Y, dejándose caer en el suelo cubierto de polvo, contempló a través de los ojos llenos de lágrimas aquel cuerpo reseco, mientras los recuerdos cruzaban por su mente como fuegos artificiales en un Cuatro de Julio: la ruinas en Chaco Canyon, un cumpleaños en Casa Esmeralda, un osito de peluche casi tan alto como ella misma, un patio soleado en el que resonaba la voz de su padre. Se acercó a él y tocó la tela podrida de la camisa. «Él murió aquí abajo…».
—Todo este tiempo —murmuró con voz tensa mientras las lágrimas le corrían por las mejillas—. Has estado cerca de nosotros. Tu nieto nació cerca de este lugar. Tía Bettina resultó fatalmente herida en algún punto próximo. Y yo he recorrido senderos en toda esta zona, sin saber que tú estabas bajo mis pies.
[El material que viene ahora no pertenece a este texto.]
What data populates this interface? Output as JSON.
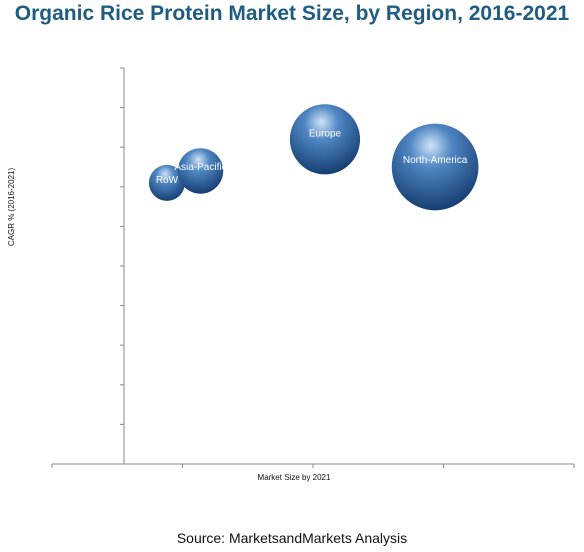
{
  "header": {
    "title": "Organic Rice Protein Market Size, by Region, 2016-2021"
  },
  "footer": {
    "source": "Source: MarketsandMarkets Analysis"
  },
  "chart_data": {
    "type": "bubble",
    "title": "Organic Rice Protein Market Size, by Region, 2016-2021",
    "xlabel": "Market Size by 2021",
    "ylabel": "CAGR % (2016-2021)",
    "x_tick_labels": [],
    "y_tick_labels": [],
    "grid": false,
    "legend": "none",
    "colors": {
      "bubble_light": "#cfe3f7",
      "bubble_mid": "#4f86c3",
      "bubble_dark": "#163f72"
    },
    "points": [
      {
        "label": "RoW",
        "x": 1.0,
        "y": 7.1,
        "size": 1.0
      },
      {
        "label": "Asia-Pacific",
        "x": 1.7,
        "y": 7.4,
        "size": 1.6
      },
      {
        "label": "Europe",
        "x": 4.3,
        "y": 8.2,
        "size": 3.8
      },
      {
        "label": "North-America",
        "x": 6.6,
        "y": 7.5,
        "size": 5.8
      }
    ],
    "xlim": [
      -1.4,
      9.5
    ],
    "ylim": [
      0,
      10
    ]
  }
}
Se cubrió el rostro con las manos y rezó en silencio. Después, cobrando ánimos, registró una vez más el lugar con la luz de la linterna y encontró un saco de dormir podrido, cantimploras de agua vacías, paquetes de galleta y tasajo de buey desintegrados y una linterna, todo lo cual indicaba que su padre había intentado pasar algún tiempo allí. Tenía a un lado la escalera, como si hubiera tirado de ella para bajarla al interior una vez hubo descendido él. Pero… ¿por qué no la había utilizado para marcharse?
¿Y quién habría venido después a correr la tapa de madera que cubría el orificio de salida de humos?
Muchas preguntas, que debería resolver más tarde.
Por el momento, Morgana había encontrado a su padre. Sintió de pronto el deseo de volver al albergue para explicar a todo el mundo su asombroso descubrimiento, tomar en brazos a Nicholas y hacerle sentir que todo iba a ir bien.
Pero cuando tomó la escalera y la apoyó contra la pared, la madera se rompió y se deshizo entre sus dedos.